The commission’s acting chairman Ernest Chrappah said the new grant program is an effort to help reduce the burden of regulations on drivers while expanding accessible taxi service. The commission allocated the funds in its budget, which is funded with a 25-cent surcharge per trip.

Commission officials say Mobility Ventures, a company specializing in the manufacturing of accessible vehicles has agreed to offer a grant match of up to $5,000 to the first 20 drivers who purchase or lease a new MV-1 vehicle.

According to the D.C. law,  wheelchair accessible taxicabs need to accommodate wheelchairs or personal mobility devices of up to 30 inches in width, have rear-entry or side-entry ramps or lifts that enable a passenger and driver to easily and comfortably gain access to the interior of the vehicle; and have safety devices to secure the wheelchair inside the vehicle.

Advocates for the disabled laud the grant program as a good effort to get more vehicles on the road, and address the long-standing concerns about a lack of access to transportation among people with mobility problems and other disabilities. They say more accessible taxis on the road will also benefit the elderly in the city.
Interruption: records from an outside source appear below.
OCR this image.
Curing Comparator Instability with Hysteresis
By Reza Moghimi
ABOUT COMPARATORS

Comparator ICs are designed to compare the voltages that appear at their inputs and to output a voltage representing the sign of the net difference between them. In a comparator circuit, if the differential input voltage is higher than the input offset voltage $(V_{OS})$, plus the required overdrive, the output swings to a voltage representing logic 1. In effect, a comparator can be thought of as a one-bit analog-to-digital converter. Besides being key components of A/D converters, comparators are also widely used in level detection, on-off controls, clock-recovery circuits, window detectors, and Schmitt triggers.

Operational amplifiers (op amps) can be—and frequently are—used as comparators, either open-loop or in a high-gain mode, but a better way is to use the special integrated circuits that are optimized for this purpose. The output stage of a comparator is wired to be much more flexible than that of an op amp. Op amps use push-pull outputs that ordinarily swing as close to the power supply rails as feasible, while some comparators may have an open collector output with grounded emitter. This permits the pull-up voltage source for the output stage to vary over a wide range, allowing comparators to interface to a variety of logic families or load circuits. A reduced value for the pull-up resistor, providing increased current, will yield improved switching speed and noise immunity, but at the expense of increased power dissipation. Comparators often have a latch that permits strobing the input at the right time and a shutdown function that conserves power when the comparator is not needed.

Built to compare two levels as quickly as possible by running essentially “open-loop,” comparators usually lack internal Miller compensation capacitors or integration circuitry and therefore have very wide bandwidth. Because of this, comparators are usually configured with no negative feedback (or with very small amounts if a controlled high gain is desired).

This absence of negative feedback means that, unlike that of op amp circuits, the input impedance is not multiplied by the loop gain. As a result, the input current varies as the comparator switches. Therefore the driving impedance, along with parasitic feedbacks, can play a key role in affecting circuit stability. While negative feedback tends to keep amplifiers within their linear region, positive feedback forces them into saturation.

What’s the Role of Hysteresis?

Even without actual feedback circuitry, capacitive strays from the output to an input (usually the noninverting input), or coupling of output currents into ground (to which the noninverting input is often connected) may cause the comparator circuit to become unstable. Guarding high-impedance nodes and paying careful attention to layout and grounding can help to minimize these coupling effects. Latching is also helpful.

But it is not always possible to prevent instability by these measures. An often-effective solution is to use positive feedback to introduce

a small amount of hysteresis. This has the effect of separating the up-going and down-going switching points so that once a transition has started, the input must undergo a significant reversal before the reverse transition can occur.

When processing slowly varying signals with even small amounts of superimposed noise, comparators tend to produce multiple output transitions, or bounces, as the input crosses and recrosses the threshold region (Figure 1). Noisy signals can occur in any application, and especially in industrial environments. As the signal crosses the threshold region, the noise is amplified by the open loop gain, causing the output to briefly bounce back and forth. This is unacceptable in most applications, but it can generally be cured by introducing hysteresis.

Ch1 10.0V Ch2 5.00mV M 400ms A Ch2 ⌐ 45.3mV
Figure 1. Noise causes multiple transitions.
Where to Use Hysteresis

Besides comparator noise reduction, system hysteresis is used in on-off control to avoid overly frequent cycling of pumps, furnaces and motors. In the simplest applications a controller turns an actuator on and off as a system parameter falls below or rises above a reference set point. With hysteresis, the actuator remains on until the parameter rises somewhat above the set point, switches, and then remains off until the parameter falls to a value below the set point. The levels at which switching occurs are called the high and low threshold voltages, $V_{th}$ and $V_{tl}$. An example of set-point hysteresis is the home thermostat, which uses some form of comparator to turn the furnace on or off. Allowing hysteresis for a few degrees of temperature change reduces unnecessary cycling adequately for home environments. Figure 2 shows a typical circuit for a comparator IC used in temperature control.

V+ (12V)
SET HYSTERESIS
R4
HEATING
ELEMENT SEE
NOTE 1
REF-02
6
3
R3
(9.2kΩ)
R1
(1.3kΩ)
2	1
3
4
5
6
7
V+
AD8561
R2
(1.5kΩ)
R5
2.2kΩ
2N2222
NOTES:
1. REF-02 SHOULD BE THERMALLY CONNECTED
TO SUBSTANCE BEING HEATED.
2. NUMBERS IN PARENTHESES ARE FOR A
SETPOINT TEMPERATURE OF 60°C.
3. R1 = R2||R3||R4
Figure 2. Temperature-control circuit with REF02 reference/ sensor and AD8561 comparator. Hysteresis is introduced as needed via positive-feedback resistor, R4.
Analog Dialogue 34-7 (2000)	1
“Accessible taxis in the District not only serve residents but make the nation’s capital a more welcoming tourist destination for wheelchair users and their families,” Jim Weisman, President and CEO of the United Spinal Association said.

Applications will be available on the commission’s Web site until the $750,000 are exhausted or on Sept. 30, 2015, whichever occurs first. The first deadline for submission is Aug. 10.